There's also RemoteApp Terminal Services. Why "TS" the whole desktop when an application is all your user needs? Yes, these features have me singing Windows Server 2008's praises.
And the forthcoming R2 (release 2) offers more. R2, as its name suggests, is filled with minor changes, but some are really interesting ones in the cosmic scope of things. For starters, R2 is being developed in tandem with Windows 7, so the two will work better together. In fact, certain Windows 7 features like Branch Cache and Direct Access will require R2 functionality. Group Policy settings for Windows 7 will be enhanced with R2 as well.
One of the nice new features involves Server Core, which lets you install a subset of the .Net Framework (2.0, 3.0, and 3.5) and thus install PowerShell as well. In addition, ASP.Net will be allowed in Server Core (again, thanks to the .Net Framework subset).

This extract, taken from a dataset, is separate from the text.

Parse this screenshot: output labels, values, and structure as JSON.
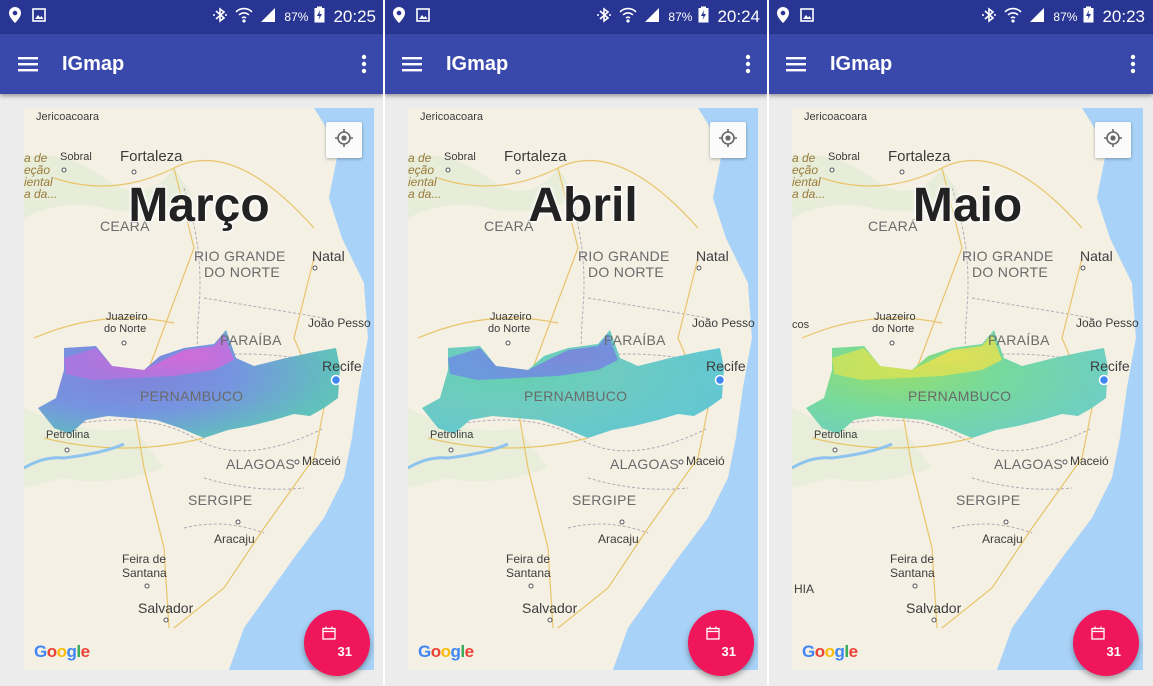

There are some Server Manager changes, such as the ability to perform remote management with Server Manager (which seems like that should have always been the case, like the Computer Management MMC, but it wasn't). There is also a great new server management tool called the Best Practices Analyzer, which Exchange folks will recognize as a great tool for scanning servers and reporting best practice violations back to the administrator. There are going to be a host of new cmdlets for PowerShell too, especially in relation to Server Manager to perform tasks at the command line (although the ServerManagerCmd.exe tool works well).